AI in Business

Onboarding the AI Was the Easy Part

Why your agent’s job description is already obsolete by Tuesday, and what to give it instead.

HBR is right that AI agents need onboarding plans. It is also wrong about when onboarding ends.

In its March 2026 issue, Harvard Business Review published “Create an Onboarding Plan for AI Agents.” The argument is simple and correct: companies are deploying autonomous agents the way they used to install software, and that is why most of them fail. Agents need job descriptions. They need defined responsibilities, authority limits, and a clear answer to the question of when to escalate to a human. “The big challenge in adopting agentic AI,” HBR argues, “isn’t figuring out how to adapt to a new and important technology. It’s primarily about managing work.”
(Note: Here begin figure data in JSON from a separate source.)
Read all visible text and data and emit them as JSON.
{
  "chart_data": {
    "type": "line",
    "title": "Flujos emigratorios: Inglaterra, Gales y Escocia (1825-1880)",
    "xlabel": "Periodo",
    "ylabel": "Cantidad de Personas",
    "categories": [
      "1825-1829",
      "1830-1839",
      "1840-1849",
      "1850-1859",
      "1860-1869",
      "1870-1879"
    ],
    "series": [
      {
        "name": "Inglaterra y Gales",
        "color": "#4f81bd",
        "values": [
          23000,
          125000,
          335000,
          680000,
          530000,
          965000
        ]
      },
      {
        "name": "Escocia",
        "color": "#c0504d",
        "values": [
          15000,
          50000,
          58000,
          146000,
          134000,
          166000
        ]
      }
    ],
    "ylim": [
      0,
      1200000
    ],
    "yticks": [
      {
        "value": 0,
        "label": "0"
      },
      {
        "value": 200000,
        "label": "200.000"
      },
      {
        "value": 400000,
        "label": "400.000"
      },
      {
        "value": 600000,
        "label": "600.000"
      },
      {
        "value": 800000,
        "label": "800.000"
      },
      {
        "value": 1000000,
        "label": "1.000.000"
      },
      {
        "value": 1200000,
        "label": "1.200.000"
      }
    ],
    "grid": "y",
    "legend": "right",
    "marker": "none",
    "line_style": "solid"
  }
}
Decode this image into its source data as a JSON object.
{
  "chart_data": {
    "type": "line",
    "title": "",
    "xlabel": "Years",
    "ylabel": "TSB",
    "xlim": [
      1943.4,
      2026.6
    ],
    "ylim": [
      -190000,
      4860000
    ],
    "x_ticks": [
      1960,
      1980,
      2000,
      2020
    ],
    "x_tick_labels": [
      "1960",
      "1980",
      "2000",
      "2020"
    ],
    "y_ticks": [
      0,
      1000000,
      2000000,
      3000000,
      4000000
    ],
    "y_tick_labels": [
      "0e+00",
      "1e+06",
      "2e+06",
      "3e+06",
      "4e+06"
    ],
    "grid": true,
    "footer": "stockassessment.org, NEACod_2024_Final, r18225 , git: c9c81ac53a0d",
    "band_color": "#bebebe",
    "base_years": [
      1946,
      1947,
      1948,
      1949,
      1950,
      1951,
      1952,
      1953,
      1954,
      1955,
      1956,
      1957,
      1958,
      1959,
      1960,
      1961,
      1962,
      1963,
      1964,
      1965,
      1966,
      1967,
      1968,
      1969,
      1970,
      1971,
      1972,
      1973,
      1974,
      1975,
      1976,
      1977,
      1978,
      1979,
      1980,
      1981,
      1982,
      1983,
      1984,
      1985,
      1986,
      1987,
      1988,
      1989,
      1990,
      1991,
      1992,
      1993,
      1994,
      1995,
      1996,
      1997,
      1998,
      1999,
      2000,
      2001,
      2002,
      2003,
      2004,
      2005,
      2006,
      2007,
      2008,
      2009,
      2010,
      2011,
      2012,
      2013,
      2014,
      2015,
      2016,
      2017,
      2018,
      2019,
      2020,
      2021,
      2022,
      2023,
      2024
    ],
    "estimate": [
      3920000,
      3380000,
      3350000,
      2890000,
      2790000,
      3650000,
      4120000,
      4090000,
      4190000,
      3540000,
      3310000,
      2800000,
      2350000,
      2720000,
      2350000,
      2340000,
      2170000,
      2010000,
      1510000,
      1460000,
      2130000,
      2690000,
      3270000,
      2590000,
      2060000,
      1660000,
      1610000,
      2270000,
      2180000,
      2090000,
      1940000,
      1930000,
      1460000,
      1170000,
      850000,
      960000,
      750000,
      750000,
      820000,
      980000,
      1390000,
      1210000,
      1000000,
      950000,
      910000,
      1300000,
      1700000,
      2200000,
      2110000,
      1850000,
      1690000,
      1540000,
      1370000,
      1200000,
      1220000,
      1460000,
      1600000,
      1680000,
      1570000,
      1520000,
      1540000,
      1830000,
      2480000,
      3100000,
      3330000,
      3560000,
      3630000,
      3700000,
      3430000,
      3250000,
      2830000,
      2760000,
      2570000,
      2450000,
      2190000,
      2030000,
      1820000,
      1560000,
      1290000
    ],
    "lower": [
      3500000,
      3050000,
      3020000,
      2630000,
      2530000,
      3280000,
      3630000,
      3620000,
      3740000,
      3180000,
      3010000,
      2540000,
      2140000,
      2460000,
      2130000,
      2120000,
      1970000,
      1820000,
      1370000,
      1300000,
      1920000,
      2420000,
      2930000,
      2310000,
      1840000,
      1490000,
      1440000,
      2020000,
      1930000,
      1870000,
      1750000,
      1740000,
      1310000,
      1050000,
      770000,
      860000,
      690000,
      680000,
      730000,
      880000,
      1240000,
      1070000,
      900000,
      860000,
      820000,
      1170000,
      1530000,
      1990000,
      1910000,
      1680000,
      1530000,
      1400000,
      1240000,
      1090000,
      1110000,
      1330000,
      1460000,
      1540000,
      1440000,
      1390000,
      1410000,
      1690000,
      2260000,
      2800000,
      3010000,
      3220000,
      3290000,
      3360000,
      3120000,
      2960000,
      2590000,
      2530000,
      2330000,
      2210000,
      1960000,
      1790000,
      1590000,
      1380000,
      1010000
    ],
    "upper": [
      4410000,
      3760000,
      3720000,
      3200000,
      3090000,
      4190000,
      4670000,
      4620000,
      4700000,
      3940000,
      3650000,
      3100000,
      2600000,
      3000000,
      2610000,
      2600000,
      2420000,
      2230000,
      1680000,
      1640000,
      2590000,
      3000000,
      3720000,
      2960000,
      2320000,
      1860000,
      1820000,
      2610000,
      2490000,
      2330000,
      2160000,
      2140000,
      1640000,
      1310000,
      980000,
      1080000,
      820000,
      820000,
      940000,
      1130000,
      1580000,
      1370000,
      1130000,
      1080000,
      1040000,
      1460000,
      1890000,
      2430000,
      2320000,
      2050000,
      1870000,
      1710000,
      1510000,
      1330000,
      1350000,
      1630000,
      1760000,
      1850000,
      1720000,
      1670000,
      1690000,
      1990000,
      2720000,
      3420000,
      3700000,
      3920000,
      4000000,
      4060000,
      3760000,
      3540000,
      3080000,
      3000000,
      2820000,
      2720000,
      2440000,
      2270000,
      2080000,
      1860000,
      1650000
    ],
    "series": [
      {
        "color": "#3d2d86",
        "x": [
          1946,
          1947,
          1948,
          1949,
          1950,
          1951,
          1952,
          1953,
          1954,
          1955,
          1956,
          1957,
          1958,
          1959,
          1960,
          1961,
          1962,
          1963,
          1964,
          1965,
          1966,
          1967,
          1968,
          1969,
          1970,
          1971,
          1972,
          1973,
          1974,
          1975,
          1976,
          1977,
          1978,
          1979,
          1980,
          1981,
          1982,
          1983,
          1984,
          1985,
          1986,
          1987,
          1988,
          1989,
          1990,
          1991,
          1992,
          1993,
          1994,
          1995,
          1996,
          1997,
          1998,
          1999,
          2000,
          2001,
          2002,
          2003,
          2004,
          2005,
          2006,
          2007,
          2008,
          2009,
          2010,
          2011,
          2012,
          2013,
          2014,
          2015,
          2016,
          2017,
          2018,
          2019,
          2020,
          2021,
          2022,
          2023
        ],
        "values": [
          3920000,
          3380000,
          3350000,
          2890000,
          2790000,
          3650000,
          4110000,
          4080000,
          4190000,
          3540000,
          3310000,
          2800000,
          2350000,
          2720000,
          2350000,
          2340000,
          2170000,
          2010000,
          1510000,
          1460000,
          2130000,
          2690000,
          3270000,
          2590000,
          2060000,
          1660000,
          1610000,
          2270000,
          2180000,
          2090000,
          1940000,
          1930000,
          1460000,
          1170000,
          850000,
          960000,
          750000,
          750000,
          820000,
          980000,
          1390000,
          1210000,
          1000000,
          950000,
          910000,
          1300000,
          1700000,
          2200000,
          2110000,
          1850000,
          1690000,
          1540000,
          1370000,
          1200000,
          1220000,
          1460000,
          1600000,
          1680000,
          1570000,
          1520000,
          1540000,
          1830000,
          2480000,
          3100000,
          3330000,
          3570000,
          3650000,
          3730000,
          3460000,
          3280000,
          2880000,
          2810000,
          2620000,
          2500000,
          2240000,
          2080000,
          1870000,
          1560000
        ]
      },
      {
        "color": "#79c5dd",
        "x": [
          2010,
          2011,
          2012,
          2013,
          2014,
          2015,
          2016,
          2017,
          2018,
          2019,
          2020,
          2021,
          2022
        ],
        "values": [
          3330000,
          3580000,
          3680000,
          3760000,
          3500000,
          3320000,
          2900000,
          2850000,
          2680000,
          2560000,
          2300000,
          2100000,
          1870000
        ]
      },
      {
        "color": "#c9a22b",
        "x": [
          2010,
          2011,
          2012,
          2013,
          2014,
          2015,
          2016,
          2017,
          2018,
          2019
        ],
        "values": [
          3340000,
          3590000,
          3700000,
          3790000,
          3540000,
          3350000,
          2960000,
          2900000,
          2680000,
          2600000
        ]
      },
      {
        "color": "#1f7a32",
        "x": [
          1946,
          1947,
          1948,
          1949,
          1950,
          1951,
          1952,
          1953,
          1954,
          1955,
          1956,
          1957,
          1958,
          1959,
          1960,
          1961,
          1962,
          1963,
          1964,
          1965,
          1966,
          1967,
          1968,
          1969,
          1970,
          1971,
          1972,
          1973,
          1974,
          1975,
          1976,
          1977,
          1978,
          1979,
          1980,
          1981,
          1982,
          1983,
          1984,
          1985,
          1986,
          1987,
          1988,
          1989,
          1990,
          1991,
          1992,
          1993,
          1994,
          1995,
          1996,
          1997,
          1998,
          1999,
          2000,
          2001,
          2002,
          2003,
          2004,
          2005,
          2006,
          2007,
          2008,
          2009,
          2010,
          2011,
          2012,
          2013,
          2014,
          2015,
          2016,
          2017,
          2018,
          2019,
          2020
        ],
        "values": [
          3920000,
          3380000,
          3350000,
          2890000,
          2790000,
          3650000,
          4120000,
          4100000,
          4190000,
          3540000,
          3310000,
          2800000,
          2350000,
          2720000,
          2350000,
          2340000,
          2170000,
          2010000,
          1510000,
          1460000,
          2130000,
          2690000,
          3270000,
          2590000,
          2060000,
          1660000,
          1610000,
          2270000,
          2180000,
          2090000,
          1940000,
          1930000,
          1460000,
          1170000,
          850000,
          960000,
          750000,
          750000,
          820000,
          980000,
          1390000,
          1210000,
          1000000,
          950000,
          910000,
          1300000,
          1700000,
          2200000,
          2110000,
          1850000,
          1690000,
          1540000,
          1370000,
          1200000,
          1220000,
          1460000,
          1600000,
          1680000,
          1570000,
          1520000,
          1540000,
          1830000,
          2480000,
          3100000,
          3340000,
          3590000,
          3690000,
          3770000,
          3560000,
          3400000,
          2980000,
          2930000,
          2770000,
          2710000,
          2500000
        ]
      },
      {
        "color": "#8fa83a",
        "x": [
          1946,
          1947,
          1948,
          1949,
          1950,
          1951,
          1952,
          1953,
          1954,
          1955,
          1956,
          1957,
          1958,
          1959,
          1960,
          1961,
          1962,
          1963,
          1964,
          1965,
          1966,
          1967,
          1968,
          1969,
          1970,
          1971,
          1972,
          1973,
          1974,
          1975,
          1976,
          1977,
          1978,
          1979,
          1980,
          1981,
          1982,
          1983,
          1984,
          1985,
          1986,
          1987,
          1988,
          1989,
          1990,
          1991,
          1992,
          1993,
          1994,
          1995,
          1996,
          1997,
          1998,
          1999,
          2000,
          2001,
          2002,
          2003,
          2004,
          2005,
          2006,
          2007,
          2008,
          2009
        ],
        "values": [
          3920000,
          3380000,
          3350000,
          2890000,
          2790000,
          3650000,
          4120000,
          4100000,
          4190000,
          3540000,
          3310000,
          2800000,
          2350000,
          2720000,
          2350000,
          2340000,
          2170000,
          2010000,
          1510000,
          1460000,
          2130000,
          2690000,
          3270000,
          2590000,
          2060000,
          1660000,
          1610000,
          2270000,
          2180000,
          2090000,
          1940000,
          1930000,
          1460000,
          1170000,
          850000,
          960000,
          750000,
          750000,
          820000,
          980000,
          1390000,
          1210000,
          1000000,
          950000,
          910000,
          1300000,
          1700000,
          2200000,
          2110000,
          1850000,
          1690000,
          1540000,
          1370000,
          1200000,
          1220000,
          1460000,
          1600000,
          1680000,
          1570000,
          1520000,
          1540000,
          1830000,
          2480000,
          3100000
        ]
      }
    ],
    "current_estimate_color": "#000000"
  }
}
We agree. We also think the analogy is half-built.

What HBR gets right, and where it stops

Treat your agent like a new hire. Write its job description, set its guardrails, define its escalation path. The numbers say organisations that skip this step fail more often than they succeed.

Pertama Partners’ 2026 review of agentic AI projects found that 88% of AI agents never reach production. Of the survivors, only one in five organisations has a mature governance model. MIT Media Lab puts the figure starker: 95% of generative AI pilots produce no measurable ROI.

The reflexive response to those numbers is “write better plans.” Define the role more carefully. Add more guardrails. Spend longer on week one.

That is where the new-hire analogy starts to mislead. New human hires do not actually onboard from the document. They onboard from the daily exposure to live context. The first week is paperwork. Weeks two through six are sitting in meetings, watching decisions get made and reversed, hearing the customer call that changed the roadmap, noticing which deadline slipped and why. By month three, the new hire knows the team’s real situation — not because they read it, but because they were in it.

Your AI agent has no week two.

Where the analogy breaks

Most agent onboarding is a one-time document dump: a handbook, a few example tickets, a list of API endpoints, a guardrail policy. The agent reads it once, gets sent into the wild, and from that moment its understanding of the team is a fixed snapshot of the day it was deployed.

Then Tuesday happens. Scope changes in a customer call. A deadline moves. The product team renames the project. The CFO declines next quarter’s hiring plan. Engineering quietly drops a feature.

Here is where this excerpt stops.